I am no longer the girl with A Time to Cherish and my Bible on my night stand, searching for all the answers that my mother couldn’t give me. In fact, when I sat down the other day to re-read “A Time to Cherish,” I was so perplexed and troubled by it, I wrote the author herself to ask her some questions. One was her advice to me, a reader who had not only lost her faith, but in the parlance of Born Agains, her testimony – her love for God and desire to share the good Word. “Turn to God,” she replied. “Every life is redeemable. ... Shame off you, grace on you.

Her answer made me ineffably sad.

How could I explain? I don’t feel that I need redemption. I don’t feel ashamed. I don’t feel lost, or scared or worried about my eternal soul. I don’t even think I have an eternal soul.

I no longer even value faith; I value doubt.

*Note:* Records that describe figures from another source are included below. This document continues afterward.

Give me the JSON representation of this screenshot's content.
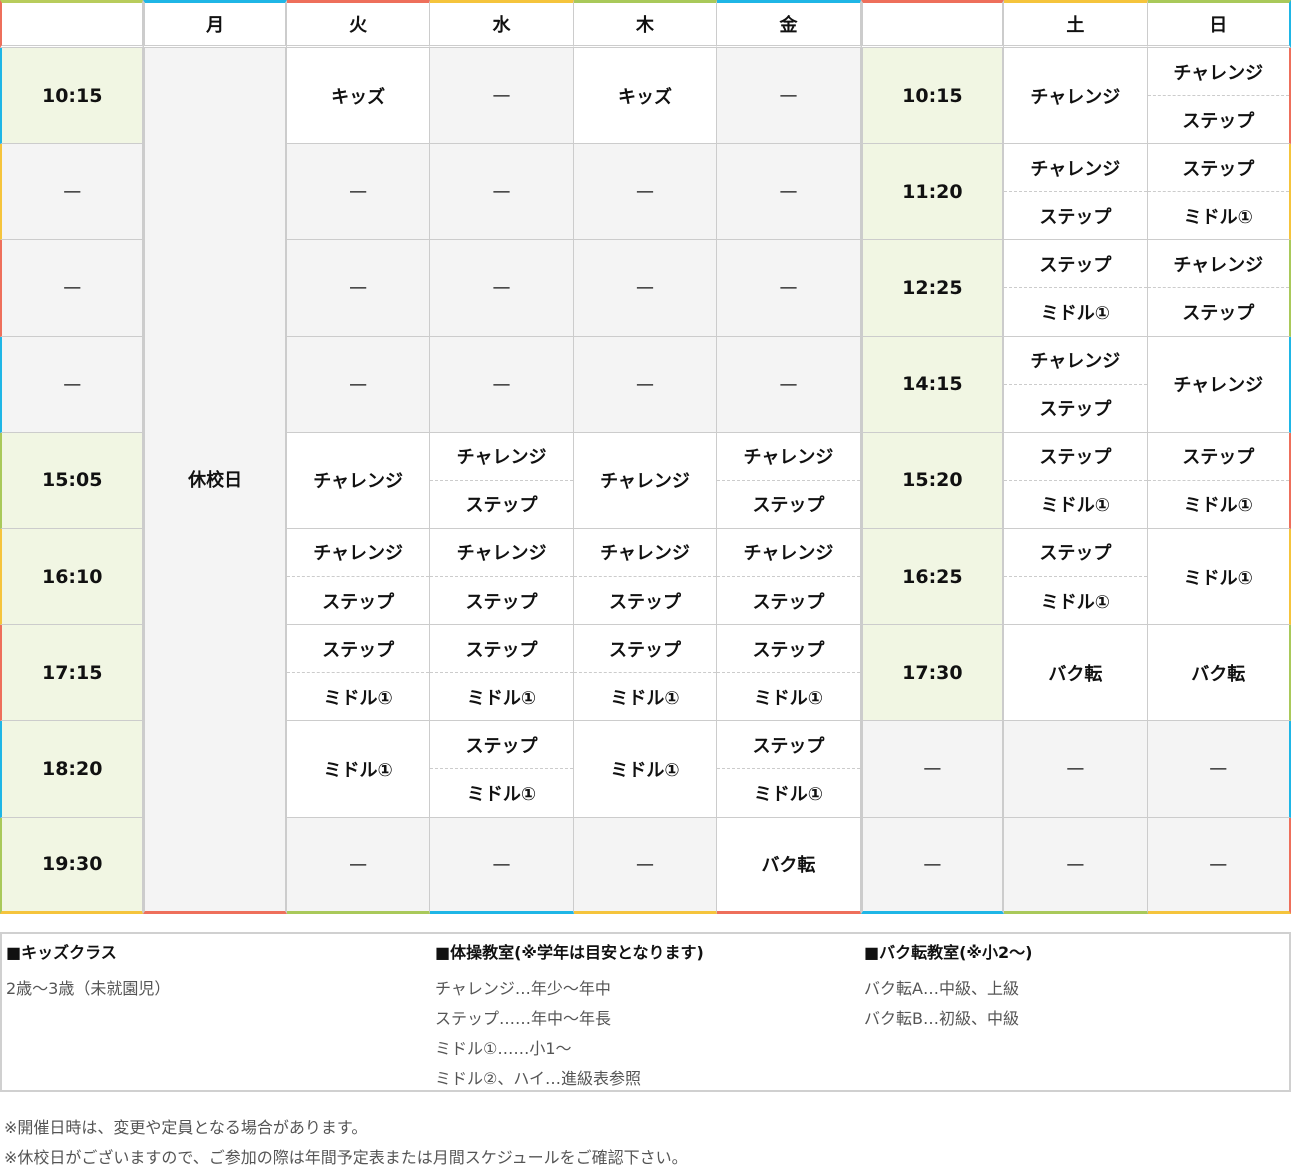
{
  "header": [
    "",
    "月",
    "火",
    "水",
    "木",
    "金",
    "",
    "土",
    "日"
  ],
  "closed_label": "休校日",
  "dash": "—",
  "rows": [
    {
      "time": "10:15",
      "week": [
        "キッズ",
        "—",
        "キッズ",
        "—"
      ],
      "wtime": "10:15",
      "sat": "チャレンジ",
      "sun": [
        "チャレンジ",
        "ステップ"
      ]
    },
    {
      "time": "—",
      "week": [
        "—",
        "—",
        "—",
        "—"
      ],
      "wtime": "11:20",
      "sat": [
        "チャレンジ",
        "ステップ"
      ],
      "sun": [
        "ステップ",
        "ミドル①"
      ]
    },
    {
      "time": "—",
      "week": [
        "—",
        "—",
        "—",
        "—"
      ],
      "wtime": "12:25",
      "sat": [
        "ステップ",
        "ミドル①"
      ],
      "sun": [
        "チャレンジ",
        "ステップ"
      ]
    },
    {
      "time": "—",
      "week": [
        "—",
        "—",
        "—",
        "—"
      ],
      "wtime": "14:15",
      "sat": [
        "チャレンジ",
        "ステップ"
      ],
      "sun": "チャレンジ"
    },
    {
      "time": "15:05",
      "week": [
        "チャレンジ",
        [
          "チャレンジ",
          "ステップ"
        ],
        "チャレンジ",
        [
          "チャレンジ",
          "ステップ"
        ]
      ],
      "wtime": "15:20",
      "sat": [
        "ステップ",
        "ミドル①"
      ],
      "sun": [
        "ステップ",
        "ミドル①"
      ]
    },
    {
      "time": "16:10",
      "week": [
        [
          "チャレンジ",
          "ステップ"
        ],
        [
          "チャレンジ",
          "ステップ"
        ],
        [
          "チャレンジ",
          "ステップ"
        ],
        [
          "チャレンジ",
          "ステップ"
        ]
      ],
      "wtime": "16:25",
      "sat": [
        "ステップ",
        "ミドル①"
      ],
      "sun": "ミドル①"
    },
    {
      "time": "17:15",
      "week": [
        [
          "ステップ",
          "ミドル①"
        ],
        [
          "ステップ",
          "ミドル①"
        ],
        [
          "ステップ",
          "ミドル①"
        ],
        [
          "ステップ",
          "ミドル①"
        ]
      ],
      "wtime": "17:30",
      "sat": "バク転",
      "sun": "バク転"
    },
    {
      "time": "18:20",
      "week": [
        "ミドル①",
        [
          "ステップ",
          "ミドル①"
        ],
        "ミドル①",
        [
          "ステップ",
          "ミドル①"
        ]
      ],
      "wtime": "—",
      "sat": "—",
      "sun": "—"
    },
    {
      "time": "19:30",
      "week": [
        "—",
        "—",
        "—",
        "バク転"
      ],
      "wtime": "—",
      "sat": "—",
      "sun": "—"
    }
  ],
  "colors": {
    "time_bg": "#f1f6e3",
    "empty_bg": "#f4f4f4",
    "top": [
      "#b8cc5c",
      "#1fb6e6",
      "#ee6f5b",
      "#f5c43c",
      "#a9c95a",
      "#1fb6e6",
      "#ee6f5b",
      "#f5c43c",
      "#a9c95a"
    ],
    "bottom": [
      "#f5c43c",
      "#ee6f5b",
      "#a9c95a",
      "#1fb6e6",
      "#f5c43c",
      "#ee6f5b",
      "#1fb6e6",
      "#a9c95a",
      "#f5c43c"
    ],
    "left": [
      "#ee6f5b",
      "#1fb6e6",
      "#f5c43c",
      "#ee6f5b",
      "#1fb6e6",
      "#a9c95a",
      "#f5c43c",
      "#ee6f5b",
      "#1fb6e6",
      "#a9c95a"
    ],
    "right": [
      "#1fb6e6",
      "#ee6f5b",
      "#f5c43c",
      "#a9c95a",
      "#1fb6e6",
      "#ee6f5b",
      "#f5c43c",
      "#a9c95a",
      "#1fb6e6",
      "#ee6f5b"
    ]
  },
  "notes": [
    {
      "title": "■キッズクラス",
      "lines": [
        "2歳〜3歳（未就園児）"
      ]
    },
    {
      "title": "■体操教室(※学年は目安となります)",
      "lines": [
        "チャレンジ…年少〜年中",
        "ステップ……年中〜年長",
        "ミドル①……小1〜",
        "ミドル②、ハイ…進級表参照"
      ]
    },
    {
      "title": "■バク転教室(※小2〜)",
      "lines": [
        "バク転A…中級、上級",
        "バク転B…初級、中級"
      ]
    }
  ],
  "footer": [
    "※開催日時は、変更や定員となる場合があります。",
    "※休校日がございますので、ご参加の際は年間予定表または月間スケジュールをご確認下さい。"
  ]
}
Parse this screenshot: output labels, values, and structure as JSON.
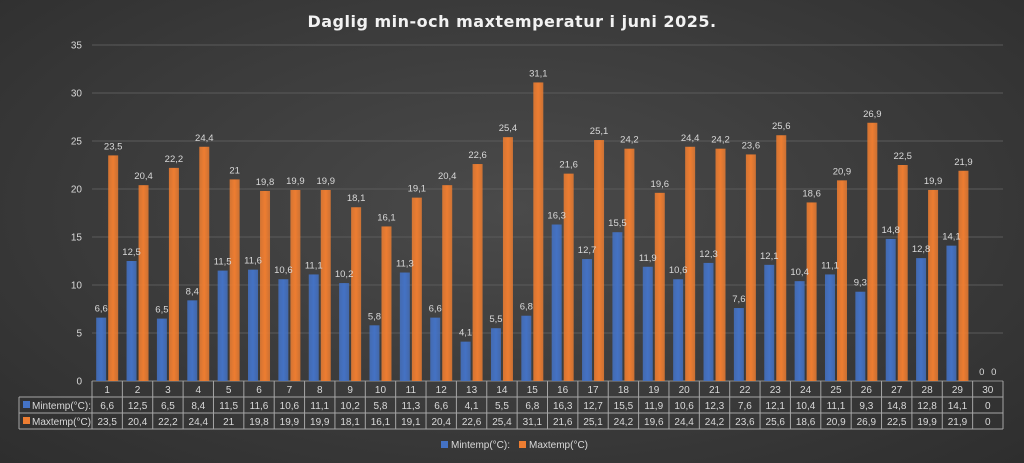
{
  "chart_data": {
    "type": "bar",
    "title": "Daglig min-och maxtemperatur i juni 2025.",
    "categories": [
      "1",
      "2",
      "3",
      "4",
      "5",
      "6",
      "7",
      "8",
      "9",
      "10",
      "11",
      "12",
      "13",
      "14",
      "15",
      "16",
      "17",
      "18",
      "19",
      "20",
      "21",
      "22",
      "23",
      "24",
      "25",
      "26",
      "27",
      "28",
      "29",
      "30"
    ],
    "series": [
      {
        "name": "Mintemp(°C):",
        "color": "#4472c4",
        "values": [
          6.6,
          12.5,
          6.5,
          8.4,
          11.5,
          11.6,
          10.6,
          11.1,
          10.2,
          5.8,
          11.3,
          6.6,
          4.1,
          5.5,
          6.8,
          16.3,
          12.7,
          15.5,
          11.9,
          10.6,
          12.3,
          7.6,
          12.1,
          10.4,
          11.1,
          9.3,
          14.8,
          12.8,
          14.1,
          0
        ],
        "labels": [
          "6,6",
          "12,5",
          "6,5",
          "8,4",
          "11,5",
          "11,6",
          "10,6",
          "11,1",
          "10,2",
          "5,8",
          "11,3",
          "6,6",
          "4,1",
          "5,5",
          "6,8",
          "16,3",
          "12,7",
          "15,5",
          "11,9",
          "10,6",
          "12,3",
          "7,6",
          "12,1",
          "10,4",
          "11,1",
          "9,3",
          "14,8",
          "12,8",
          "14,1",
          "0"
        ]
      },
      {
        "name": "Maxtemp(°C)",
        "color": "#ed7d31",
        "values": [
          23.5,
          20.4,
          22.2,
          24.4,
          21,
          19.8,
          19.9,
          19.9,
          18.1,
          16.1,
          19.1,
          20.4,
          22.6,
          25.4,
          31.1,
          21.6,
          25.1,
          24.2,
          19.6,
          24.4,
          24.2,
          23.6,
          25.6,
          18.6,
          20.9,
          26.9,
          22.5,
          19.9,
          21.9,
          0
        ],
        "labels": [
          "23,5",
          "20,4",
          "22,2",
          "24,4",
          "21",
          "19,8",
          "19,9",
          "19,9",
          "18,1",
          "16,1",
          "19,1",
          "20,4",
          "22,6",
          "25,4",
          "31,1",
          "21,6",
          "25,1",
          "24,2",
          "19,6",
          "24,4",
          "24,2",
          "23,6",
          "25,6",
          "18,6",
          "20,9",
          "26,9",
          "22,5",
          "19,9",
          "21,9",
          "0"
        ]
      }
    ],
    "table_labels": [
      "Mintemp(°C):",
      "Maxtemp(°C)"
    ],
    "yticks": [
      "0",
      "5",
      "10",
      "15",
      "20",
      "25",
      "30",
      "35"
    ],
    "ylim": [
      0,
      35
    ],
    "grid": true,
    "legend": "bottom",
    "legend_entries": [
      "Mintemp(°C):",
      "Maxtemp(°C)"
    ]
  }
}
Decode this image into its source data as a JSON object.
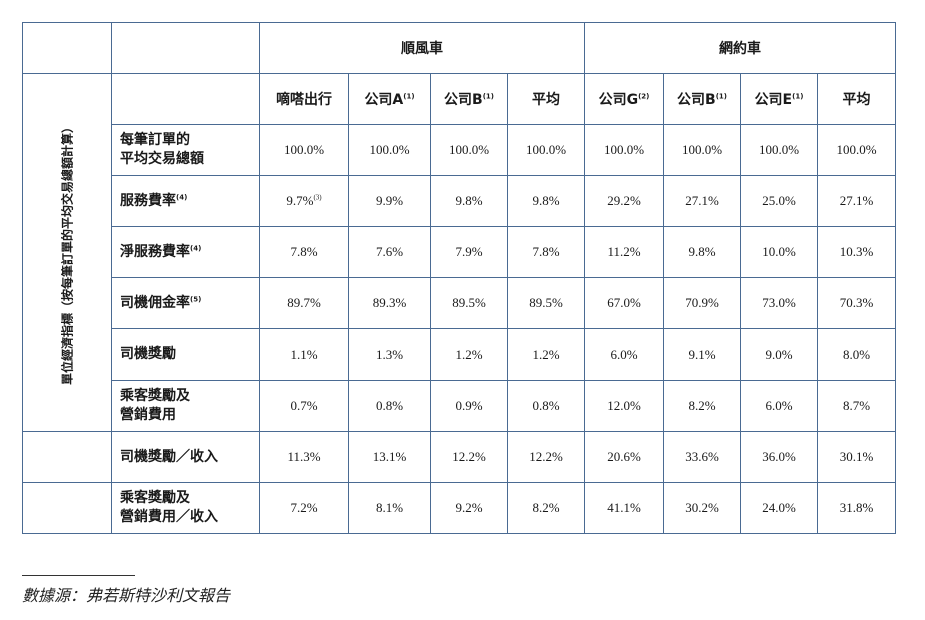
{
  "header": {
    "group_shunfeng": "順風車",
    "group_wangyue": "網約車"
  },
  "columns": [
    {
      "label": "嘀嗒出行",
      "note": ""
    },
    {
      "label": "公司A",
      "note": "(1)"
    },
    {
      "label": "公司B",
      "note": "(1)"
    },
    {
      "label": "平均",
      "note": ""
    },
    {
      "label": "公司G",
      "note": "(2)"
    },
    {
      "label": "公司B",
      "note": "(1)"
    },
    {
      "label": "公司E",
      "note": "(1)"
    },
    {
      "label": "平均",
      "note": ""
    }
  ],
  "side_label": "單位經濟指標（按每筆訂單的平均交易總額計算）",
  "rows": [
    {
      "line1": "每筆訂單的",
      "line2": "平均交易總額",
      "note": "",
      "values": [
        "100.0%",
        "100.0%",
        "100.0%",
        "100.0%",
        "100.0%",
        "100.0%",
        "100.0%",
        "100.0%"
      ]
    },
    {
      "line1": "服務費率",
      "line2": "",
      "note": "(4)",
      "first_note": "(3)",
      "values": [
        "9.7%",
        "9.9%",
        "9.8%",
        "9.8%",
        "29.2%",
        "27.1%",
        "25.0%",
        "27.1%"
      ]
    },
    {
      "line1": "淨服務費率",
      "line2": "",
      "note": "(4)",
      "values": [
        "7.8%",
        "7.6%",
        "7.9%",
        "7.8%",
        "11.2%",
        "9.8%",
        "10.0%",
        "10.3%"
      ]
    },
    {
      "line1": "司機佣金率",
      "line2": "",
      "note": "(5)",
      "values": [
        "89.7%",
        "89.3%",
        "89.5%",
        "89.5%",
        "67.0%",
        "70.9%",
        "73.0%",
        "70.3%"
      ]
    },
    {
      "line1": "司機獎勵",
      "line2": "",
      "note": "",
      "values": [
        "1.1%",
        "1.3%",
        "1.2%",
        "1.2%",
        "6.0%",
        "9.1%",
        "9.0%",
        "8.0%"
      ]
    },
    {
      "line1": "乘客獎勵及",
      "line2": "營銷費用",
      "note": "",
      "values": [
        "0.7%",
        "0.8%",
        "0.9%",
        "0.8%",
        "12.0%",
        "8.2%",
        "6.0%",
        "8.7%"
      ]
    },
    {
      "line1": "司機獎勵／收入",
      "line2": "",
      "note": "",
      "values": [
        "11.3%",
        "13.1%",
        "12.2%",
        "12.2%",
        "20.6%",
        "33.6%",
        "36.0%",
        "30.1%"
      ]
    },
    {
      "line1": "乘客獎勵及",
      "line2": "營銷費用／收入",
      "note": "",
      "values": [
        "7.2%",
        "8.1%",
        "9.2%",
        "8.2%",
        "41.1%",
        "30.2%",
        "24.0%",
        "31.8%"
      ]
    }
  ],
  "footer": {
    "source": "數據源：弗若斯特沙利文報告"
  },
  "colors": {
    "border": "#4a6a92",
    "text": "#1a1a1a"
  }
}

I do know why, as a young girl, I wanted answers: I was angry, like a lot of teens, and I was learning that growing up doesn’t give anyone solutions, only more complicated questions. I loved Gunn’s book so much because, even as Christy struggles with faith, with being a young woman, having crushes and maintaining friendships, her faith allows her to know that everything happens for a reason, and that everything will be OK.

Somewhere along the way I lost interest in everything being OK.

There’s a moment in Rainer Maria Rilke’s Letters to a Young Poet in which the German writer urges a young and struggling author, “Be patient toward all that is unsolved in your heart and to try to love questions themselves, like locked rooms and like book that are written in a very foreign languages.” More than my politics changing (which they did) or my mother passing (which she did), what separates me from the girl who looked to A Time to Cherish for direction is that I became vastly more interested in questions rather than answers.

Which is not to say that I don’t still try to find meaning in my life, or that I begrudge anyone else their own search. A Time to Cherish is still on my shelf, next to my pink Bible, my Quran, Book of Mormon, The Doctrine and Covenants, Leon Lederman’s tomes on particle physics and collections of Keats. Reading them all gave me more questions than anyone could ever answer.

I used to live in a world of miracles. Now I live in a world of wonder.